As diretrizes da American Society of Hematology e da European Society of Cardiology empregam uma estrutura semelhante, com algumas diferenças na terminologia.[3][21][22]

Fisiopatologia

A EP ocorre quando um trombo originário das veias dos membros inferiores (ou de outro lugar) se desloca e viaja pelo fluxo venoso até ficar preso nas artérias pulmonares. Essa obstrução aumenta a resistência vascular pulmonar (RVP), aumentando o trabalho do ventrículo direito. O ventrículo direito compensa aumentando a frequência cardíaca e usando a reserva de pré-carga de Frank-Starling através da dilatação. Nos casos graves de EP, os aumentos na RVP podem sobrecarregar os mecanismos compensatórios do ventrículo direito (VD), causando superdistensão do ventrículo direito, aumento na pressão diastólica final do VD e diminuição no débito cardíaco do VD. A diminuição do débito do VD causa uma diminuição na pré-carga do ventrículo esquerda (VE). Conforme diminuem o enchimento e o débito cardíaco do ventrículo esquerdo, a queda na pressão arterial média evolui para hipotensão e choque. Nos indivíduos previamente saudáveis, isso pode ocorrer quando 50% da vasculatura pulmonar estiver obstruída. No entanto, há uma variação interindividual na capacidade de tolerar a EP, e o grau anatômico de obstrução nem sempre se correlaciona bem com a gravidade fisiológica da EP.[23]

Os trombos raramente se desenvolvem "de novo" na vasculatura pulmonar, mas podem ocorrer, por exemplo, no caso de alguns subtipos de hipertensão arterial pulmonar e no contexto da COVID-19. A trombose venosa profunda (TVP) nos membros superiores está associada a uma menor incidência de EP, assim como trombos em sítios incomuns, como as veias cerebrais.[24][25] Uma pequena parte de casos de EP pode derivar da formação de trombos no átrio direito, no contexto das arritmias atriais.[26]

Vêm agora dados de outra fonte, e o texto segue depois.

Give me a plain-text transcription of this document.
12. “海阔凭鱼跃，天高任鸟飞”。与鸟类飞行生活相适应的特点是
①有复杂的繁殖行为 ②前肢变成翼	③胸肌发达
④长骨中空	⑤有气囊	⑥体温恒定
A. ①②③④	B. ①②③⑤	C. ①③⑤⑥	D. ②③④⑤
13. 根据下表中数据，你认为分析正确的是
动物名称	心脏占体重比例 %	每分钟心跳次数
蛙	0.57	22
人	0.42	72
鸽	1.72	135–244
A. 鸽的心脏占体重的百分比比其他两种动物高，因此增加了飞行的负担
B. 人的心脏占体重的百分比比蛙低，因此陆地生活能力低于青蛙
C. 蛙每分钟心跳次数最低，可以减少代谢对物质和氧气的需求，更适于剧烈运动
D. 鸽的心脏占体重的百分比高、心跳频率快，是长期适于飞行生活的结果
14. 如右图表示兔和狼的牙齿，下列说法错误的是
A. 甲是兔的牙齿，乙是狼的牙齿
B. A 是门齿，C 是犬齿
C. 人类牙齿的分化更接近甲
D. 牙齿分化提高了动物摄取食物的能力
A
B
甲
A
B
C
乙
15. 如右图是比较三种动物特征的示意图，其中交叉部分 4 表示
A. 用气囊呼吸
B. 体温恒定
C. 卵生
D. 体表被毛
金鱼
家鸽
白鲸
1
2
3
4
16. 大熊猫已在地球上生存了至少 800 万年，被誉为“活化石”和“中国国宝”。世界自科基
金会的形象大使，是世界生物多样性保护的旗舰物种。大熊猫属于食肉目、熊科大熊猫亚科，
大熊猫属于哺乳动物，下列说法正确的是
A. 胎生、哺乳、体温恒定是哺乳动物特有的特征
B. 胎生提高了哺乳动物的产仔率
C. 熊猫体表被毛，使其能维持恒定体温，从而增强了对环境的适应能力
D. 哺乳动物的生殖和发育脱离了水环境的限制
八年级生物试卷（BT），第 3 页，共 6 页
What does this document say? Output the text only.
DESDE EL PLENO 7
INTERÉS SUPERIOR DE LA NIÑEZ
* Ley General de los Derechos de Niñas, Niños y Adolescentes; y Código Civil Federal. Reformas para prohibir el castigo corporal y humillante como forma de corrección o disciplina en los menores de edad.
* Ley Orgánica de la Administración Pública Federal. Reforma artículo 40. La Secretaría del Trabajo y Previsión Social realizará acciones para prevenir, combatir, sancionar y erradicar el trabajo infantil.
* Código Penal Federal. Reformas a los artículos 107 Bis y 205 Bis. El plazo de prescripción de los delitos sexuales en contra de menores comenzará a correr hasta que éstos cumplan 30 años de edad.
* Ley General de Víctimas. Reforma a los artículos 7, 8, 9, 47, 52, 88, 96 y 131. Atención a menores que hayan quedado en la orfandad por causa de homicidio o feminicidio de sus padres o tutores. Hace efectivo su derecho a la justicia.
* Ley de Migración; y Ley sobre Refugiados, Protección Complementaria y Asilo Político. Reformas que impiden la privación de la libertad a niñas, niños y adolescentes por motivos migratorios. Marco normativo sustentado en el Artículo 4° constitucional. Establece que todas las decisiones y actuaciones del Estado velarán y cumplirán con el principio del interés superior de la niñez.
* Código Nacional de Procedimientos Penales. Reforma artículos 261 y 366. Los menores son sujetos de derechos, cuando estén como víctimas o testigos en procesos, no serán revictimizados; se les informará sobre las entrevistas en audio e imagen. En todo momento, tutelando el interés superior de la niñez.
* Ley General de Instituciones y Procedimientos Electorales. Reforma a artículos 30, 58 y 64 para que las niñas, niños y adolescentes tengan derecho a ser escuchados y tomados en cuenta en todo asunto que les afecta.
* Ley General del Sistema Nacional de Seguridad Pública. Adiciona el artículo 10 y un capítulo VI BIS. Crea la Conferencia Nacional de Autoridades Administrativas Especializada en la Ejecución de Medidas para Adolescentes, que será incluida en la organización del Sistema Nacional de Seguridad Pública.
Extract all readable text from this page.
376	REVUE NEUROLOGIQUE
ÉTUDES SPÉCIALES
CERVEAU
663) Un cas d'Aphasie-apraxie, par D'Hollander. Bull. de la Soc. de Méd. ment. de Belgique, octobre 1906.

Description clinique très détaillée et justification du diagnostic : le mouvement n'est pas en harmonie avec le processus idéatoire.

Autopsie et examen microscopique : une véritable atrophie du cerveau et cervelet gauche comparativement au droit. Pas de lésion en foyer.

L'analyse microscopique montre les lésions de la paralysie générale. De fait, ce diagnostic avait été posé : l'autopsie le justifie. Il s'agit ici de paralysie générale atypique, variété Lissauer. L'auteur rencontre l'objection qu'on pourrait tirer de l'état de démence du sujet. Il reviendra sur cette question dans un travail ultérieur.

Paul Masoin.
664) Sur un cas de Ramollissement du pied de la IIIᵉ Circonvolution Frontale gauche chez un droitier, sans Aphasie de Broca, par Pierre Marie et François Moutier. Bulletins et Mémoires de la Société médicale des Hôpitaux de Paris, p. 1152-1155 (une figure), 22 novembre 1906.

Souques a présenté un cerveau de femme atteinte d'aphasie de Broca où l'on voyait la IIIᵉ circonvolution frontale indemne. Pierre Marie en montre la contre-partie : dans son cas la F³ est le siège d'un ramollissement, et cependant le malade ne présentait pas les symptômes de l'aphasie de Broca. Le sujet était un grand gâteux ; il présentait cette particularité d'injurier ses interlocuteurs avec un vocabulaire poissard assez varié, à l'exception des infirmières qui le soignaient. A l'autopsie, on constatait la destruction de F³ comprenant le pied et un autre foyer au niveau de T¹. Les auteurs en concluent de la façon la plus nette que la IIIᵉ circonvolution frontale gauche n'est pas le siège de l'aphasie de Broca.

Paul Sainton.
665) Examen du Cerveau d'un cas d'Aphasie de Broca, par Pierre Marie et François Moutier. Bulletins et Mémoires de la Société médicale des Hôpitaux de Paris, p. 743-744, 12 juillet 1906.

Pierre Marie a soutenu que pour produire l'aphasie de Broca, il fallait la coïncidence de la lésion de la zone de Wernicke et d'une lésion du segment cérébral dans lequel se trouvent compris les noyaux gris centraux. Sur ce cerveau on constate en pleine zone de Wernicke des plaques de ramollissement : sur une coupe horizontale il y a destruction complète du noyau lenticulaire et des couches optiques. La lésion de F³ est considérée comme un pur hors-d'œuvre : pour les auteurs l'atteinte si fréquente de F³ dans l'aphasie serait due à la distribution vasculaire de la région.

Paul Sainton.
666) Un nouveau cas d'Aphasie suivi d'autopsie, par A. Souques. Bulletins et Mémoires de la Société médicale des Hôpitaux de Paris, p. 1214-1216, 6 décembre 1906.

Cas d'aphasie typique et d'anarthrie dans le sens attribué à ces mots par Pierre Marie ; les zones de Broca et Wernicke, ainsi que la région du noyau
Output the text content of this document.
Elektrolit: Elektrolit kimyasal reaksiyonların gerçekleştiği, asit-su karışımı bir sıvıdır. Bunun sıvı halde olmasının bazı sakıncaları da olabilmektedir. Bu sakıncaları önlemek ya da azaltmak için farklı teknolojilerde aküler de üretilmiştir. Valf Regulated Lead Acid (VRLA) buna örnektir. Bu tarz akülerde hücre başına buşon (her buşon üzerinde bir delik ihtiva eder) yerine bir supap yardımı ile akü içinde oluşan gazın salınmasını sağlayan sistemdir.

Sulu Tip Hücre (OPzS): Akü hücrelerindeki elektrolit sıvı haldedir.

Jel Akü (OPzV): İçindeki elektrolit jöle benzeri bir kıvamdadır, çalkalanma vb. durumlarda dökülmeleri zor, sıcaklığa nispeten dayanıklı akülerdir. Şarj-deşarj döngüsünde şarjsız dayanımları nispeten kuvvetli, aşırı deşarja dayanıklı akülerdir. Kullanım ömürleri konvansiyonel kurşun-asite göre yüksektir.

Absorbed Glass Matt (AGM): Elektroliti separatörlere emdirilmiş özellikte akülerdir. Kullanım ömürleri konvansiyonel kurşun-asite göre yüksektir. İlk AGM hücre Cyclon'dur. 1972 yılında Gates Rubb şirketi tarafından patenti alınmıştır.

O dano endotelial parece ser menos importante no tromboembolismo venoso do que na trombose arterial.[27] Diferentemente dos trombos arteriais ricos em plaquetas, o tromboembolismo venoso é composto principalmente de fibrina e eritrócitos aprisionados (coágulos vermelhos). Embora seja observada agregação plaquetária, esta não é evidente no sítio da formação trombótica, sugerindo que a ativação da cascata de coagulação precede a ativação plaquetária.[27][28]

Os trombos agudos começam a ser dissolvidos pelo sistema fibrinolítico do corpo assim que um coágulo começa a se formar. Assim, níveis elevados de produtos de metabolização da fibrina de ligação cruzada, especialmente o fragmento chamado dímero D, aparecem no sangue após o início da formação do coágulo. Portanto, o teste do dímero D é um componente importante da abordagem baseada em evidências para diagnosticar uma suspeita de EP.[29]

Classificação

Classificação anatômica

A EP pode ser descrita pela localização e pela extensão dos trombos na árvore arterial pulmonar.

  • Tipo de vasos proximais: principal, lobar, segmentar, subsegmentar (a EP isolada a vasos subsegmentares apenas pode ter diferentes opções de tratamento).

  • Número de vasos ou porcentagem da vasculatura afetada. Sistemas quantitativos formais estão disponíveis.[2]

Classificação fisiológica

A EP pode ser classificada de acordo com seu impacto fisiológico sobre o sistema cardiovascular. Essa classificação tem mais correlação com o prognóstico clínico e, normalmente, informa as estratégias de tratamento das principais diretrizes.

  • Maciça versus submaciça

    • A EP maciça descreve a EP que resulta em choque ou hipotensão

    • A EP submaciça resulta em tamanho ou função anormal do ventrículo direito, mas com normotensão.

  • Classificação da European Society of Cardiology[3]

    • EP de alto risco: EP que resulta em hipotensão ou choque. Índice de Gravidade da Embolia Pulmonar (PESI) Classe III-V, ou PESI simplificado (sPESI) ≥1.

    • EP de risco intermediário-alto: EP que resulta em parâmetros anormais do VD em exames de imagem e biomarcadores cardíacos anormais, mas com normotensão. PESI Classe III-V ou sPESI ≥1.

    • EP de risco baixo-intermediário: EP que resulta em parâmetros anormais do VD em exames de imagem ou biomarcadores cardíacos anormais (mas não ambos), com normotensão. PESI Classe III-V ou sPESI ≥1.

    • EP de baixo risco: não atende a nenhum critério para risco alto ou intermediário. PESI Classe I-II ou sPESI <1.